Il triangolo verista borghese in “La Morsa” di Pirandello

Dall’8 al 18 Febbraio 2018 nell’intimo locale teatrale Spazio 18 B di Roma alla Garbatella, La Compagnia dei Masnadieri porta in scena La Morsa di Luigi Pirandello, con la regia di Jacopo Bezzi. Un nuovo successo dopo gli altri lavori che abbiamo già apprezzato sulle pagine di Gufetto: “Il Castello di K.” e “Vita di Billie Holiday” .

La Morsa è un testo che Pirandello scrisse nel 1892 e che fu rappresentato per la prima volta nel 1910 al Teatro Metastasio di Roma.
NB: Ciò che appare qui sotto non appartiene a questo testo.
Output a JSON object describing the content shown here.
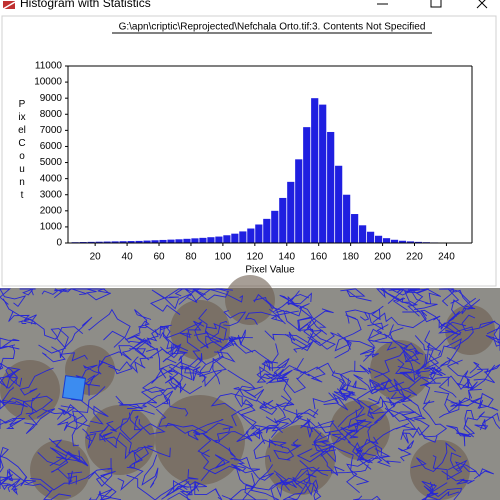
{
  "window": {
    "title": "Histogram with Statistics"
  },
  "chart_data": {
    "type": "histogram",
    "title": "G:\\apn\\criptic\\Reprojected\\Nefchala Orto.tif:3. Contents Not Specified",
    "x_label": "Pixel Value",
    "y_label": "Pixel Count",
    "color": "#1f1fe0",
    "bins": [
      5,
      10,
      15,
      20,
      25,
      30,
      35,
      40,
      45,
      50,
      55,
      60,
      65,
      70,
      75,
      80,
      85,
      90,
      95,
      100,
      105,
      110,
      115,
      120,
      125,
      130,
      135,
      140,
      145,
      150,
      155,
      160,
      165,
      170,
      175,
      180,
      185,
      190,
      195,
      200,
      205,
      210,
      215,
      220,
      225,
      230,
      235,
      240,
      245,
      250,
      255
    ],
    "values": [
      50,
      60,
      70,
      80,
      90,
      100,
      110,
      120,
      130,
      150,
      170,
      190,
      210,
      230,
      260,
      290,
      320,
      360,
      400,
      480,
      580,
      720,
      900,
      1150,
      1500,
      2000,
      2800,
      3800,
      5200,
      7200,
      9000,
      8600,
      6900,
      4800,
      3000,
      1800,
      1100,
      700,
      450,
      300,
      200,
      140,
      100,
      70,
      50,
      35,
      25,
      15,
      10,
      5
    ],
    "xlim": [
      3,
      256
    ],
    "ylim": [
      0,
      11000
    ],
    "xticks": [
      20,
      40,
      60,
      80,
      100,
      120,
      140,
      160,
      180,
      200,
      220,
      240
    ],
    "yticks": [
      0,
      1000,
      2000,
      3000,
      4000,
      5000,
      6000,
      7000,
      8000,
      9000,
      10000,
      11000
    ]
  }
}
Lo schema è quello del dramma naturalistico borghese, il marito, la moglie e l’amante, dove l’autore pone un nuovo nodo poetico, interessante per l’epoca della creazione: le situazioni morali di colpe e responsabilità, non sono ciecamente addossate all’adultera, ma rese poco chiare tra i tre personaggi.

Giulia, la moglie (Monica Belardinelli) viene stretta nell’angoscia della “punizione” per l’adulterio dalla guerriglia psicologica che le fa il marito Andrea (Massimo Roberto Beato), facendole prima credere di non sapere nulla e poi mettendola all’improvviso di fronte alla verità; e si trova sola, perché anche l’amante Antonio (Matteo Tanganelli), non si prende la responsabilità del guaio combinato con l’imprudente comportamento che li ha smascherati. Il dramma diventa tale nel momento che il marito la caccia di casa e le vieta di vedere ancora i suoi figli e per questo Giulia si uccide.

Encomiabile Pirandello nel raccontare, già cento anni fa, in un triangolo come questo, le colpe confuse e ripartite, che riportano, oltre che il dolore di un tradimento, anche il sopruso di un marito che decide crudeltà sulla moglie per il solo suo risentimento e la codardia di un amante che non si prende le responsabilità della passione consumata con la donna sposata.

Oggi, per fortuna, una donna che si invaghisce per solitudine o malinconia, ha il diritto di tentare un lavoro di ricostruzione della relazione di coppia o di rifarsi una vita, senza che questo le privi della possibilità di fare la madre ai suoi figli, o che la getti in una completa disperazione senza vie d’uscita. Anche se alcuni fatti di cronaca testimoniano tristi rigurgiti di queste sopraffazioni.

Anche l’amante debole che non affronta il marito, muove oggi anche a tenerezza e non più soltanto a disprezzo come un tempo, perché abbiamo imparato a rispettare le fragilità del genere maschile che non deve essere necessariamente impavido e combattivo per essere virile.

Rimane incisivo ed appassionante il testo di Pirandello e Jacopo Bezzi ci regala un respiro contemporaneo di lettura dell’epilogo: anziché lo sparo finale che si sente echeggiare nel dramma pirandelliano, in quella stessa scena si abbassa la luce di una lampadina, che può essere fedele all’interpretazione descritta dall’autore, ma anche al simbolico significato della chiusura di una storia sofferta e contrastata, per continuare una vita in maniera più consapevole e matura.

Molto bravi anche gli attori tutti, sufficientemente non impostati, ma molto definiti ed eleganti nei movimenti di scena.

La cameriera che nel testo dell’autore ingentilisce il dramma con scene familiari della vita madre figli, qui, grazie all’ interessante interpretazione di Veronica Rivolta, diventa una figura affascinante e austera che con il suo incedere lento e cadenzato sottolinea l’ineluttabile, musicando a voce una suggestiva nenia di tormento del dubbio. Diventa, così, la rappresentazione delle coscienze dei protagonisti, nel lato oscuro dei loro sensi di colpa.

Da menzionare sicuramente anche la scenografia e la composizione d’insieme di Elisa Rocca: tre cornici ampie ed esili, sospese a disegnare un perimetro che si riflettono sugli specchi delle pareti del teatro e si moltiplicano dietro il pubblico seduto lungo le pareti, che diventa parte integrante delle scene. Gli occhi muti degli spettatori ricordano il peso della reputazione sociale, sono come gli occhi della gente del “paese che mormora” e per i quali si offrono delitti efferati e sconsiderati per aggiustare gli onori.

Molto interessante, quindi, tutto l’insieme e la sinergia empatica della Compagnia dei Masnadieri, va di pari passo con l’atmosfera positiva di un locale intimo e godibile come il Teatro Spazio 18 B, che con la sua personalità accogliente mette lo spettatore di fronte ad una rappresentazione fruibile quasi come in un salotto privato.